Varanasi is not a pretty place. There are times when the ghats can seem quite peaceful with men playing cards or badminton and kids playing cricket or flying kites. But there is also the pungent smell of cow manure and human urine, since the men seem to have zero bladder control and pee on everything in sight. There are also literally hundreds of dogs, goats, chickens, water buffalo, and burning bodies too. And then by late morning it is swarming with people. All of that aside, the ghats are generally quite clean. There are people paid to sweep up the steps and there are garbage cans everywhere where men do their best to spit their red betel into. Garbage and bodies are no longer allowed to be tossed into the Ganges either, but I did see a dead cow bobbing down it once. I’m told the river is clean and was dared to go have a bath in it. No thanks. Which is probably why I didn’t risk getting into a boat either.

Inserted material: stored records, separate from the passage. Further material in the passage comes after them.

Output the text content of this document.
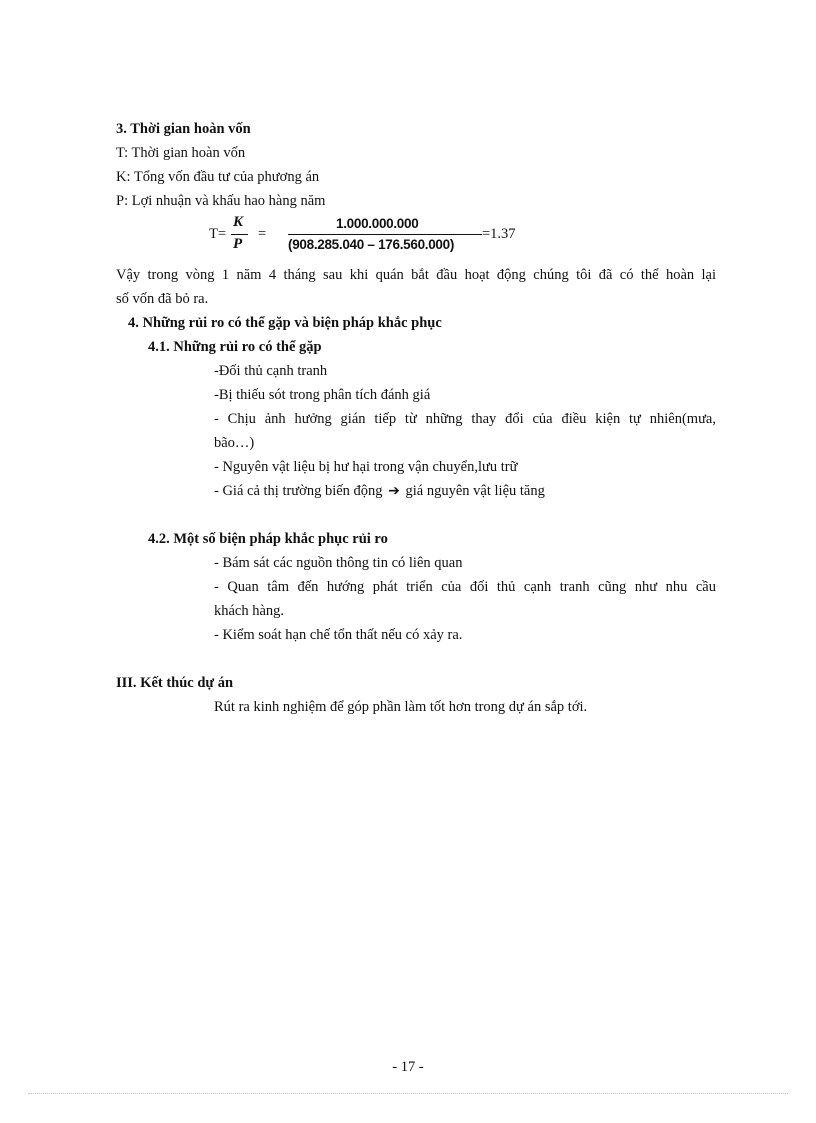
3. Thời gian hoàn vốn
T: Thời gian hoàn vốn
K: Tổng vốn đầu tư của phương án
P: Lợi nhuận và khấu hao hàng năm
T=
K
P
=
1.000.000.000
(908.285.040 – 176.560.000)
=1.37
Vậy trong vòng 1 năm 4 tháng sau khi quán bắt đầu hoạt động chúng tôi đã có thể hoàn lại
số vốn đã bỏ ra.
4. Những rủi ro có thể gặp và biện pháp khắc phục
4.1. Những rủi ro có thể gặp
-Đối thủ cạnh tranh
-Bị thiếu sót trong phân tích đánh giá
- Chịu ảnh hưởng gián tiếp từ những thay đổi của điều kiện tự nhiên(mưa,
bão…)
- Nguyên vật liệu bị hư hại trong vận chuyển,lưu trữ
- Giá cả thị trường biến động ➔ giá nguyên vật liệu tăng
4.2. Một số biện pháp khắc phục rủi ro
- Bám sát các nguồn thông tin có liên quan
- Quan tâm đến hướng phát triển của đối thủ cạnh tranh cũng như nhu cầu
khách hàng.
- Kiểm soát hạn chế tổn thất nếu có xảy ra.
III. Kết thúc dự án
Rút ra kinh nghiệm để góp phần làm tốt hơn trong dự án sắp tới.
- 17 -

One of my favorite moments was watching the sunset from the roof of my hotel. The sunset was beautiful but what really struck me were the hundreds of kids flying kites and playing the game of cutting their opponents string, like in the book, The Kite Runner. I also saw families of monkeys playing and jumping from rooftop to rooftop; a rooftop cricket game; and two men that spent hours hollering and spinning rags at a flock of pigeons that called their roof home.
On day 3 I went to Sarnath to visit the Dhamekh Stupa (and ancient grounds), the location where Buddha gave his first sermon after becoming enlightened under the Bodhi tree. There is also a temple, deer park, and museum. An important Buddhist pilgrimage site not to be missed (unless of course you don’t care about Buddha).
The rest of my time was spent walking along the ghats, eating great food, and playing with lots of dogs and puppies. One night I bought this sweet mum of 7 puppies a chicken dinner for 200 rupees. That is more than I pay for my own veggie meals. The men at the shop thought we were crazy and proceeded to take out their cameras to document the crazy westerners feeding a dog a perfectly good chicken dinner.
My final day was bitter sweet, I was happy to move on but I also grew to really like Varanasi. It was also the day that Neeta was going to check up on Matru and I would have loved to have gone. I had a great breakfast at the best cafe owned by an American woman (Aum Cafe). I then headed to the train where once again I felt a bit afraid standing there in the platform by myself, unsure if I was going to get on the right train or not. And then my fears were validated when two women swarmed me talking a mile a minute in Hindi. I thought they were trying to ask what train I was getting on but then a sketchy looking guy that knew them came over and asked if I had crack and that he needs crack. I said no and that the stuff was bad for you. Thankfully a train came (not mine) and I used the opportunity to move far away from them.
I got my update on Matru. He is still not better. We suspect it’s nasal TVT (a type of tumor) but the vet doesn’t agree but will give him chemo anyway?! In any case, he would not be healthy enough to come home to Canada anyway. I did what I could, got him treatment and made a donation to vfa. Hopefully he’ll be better soon.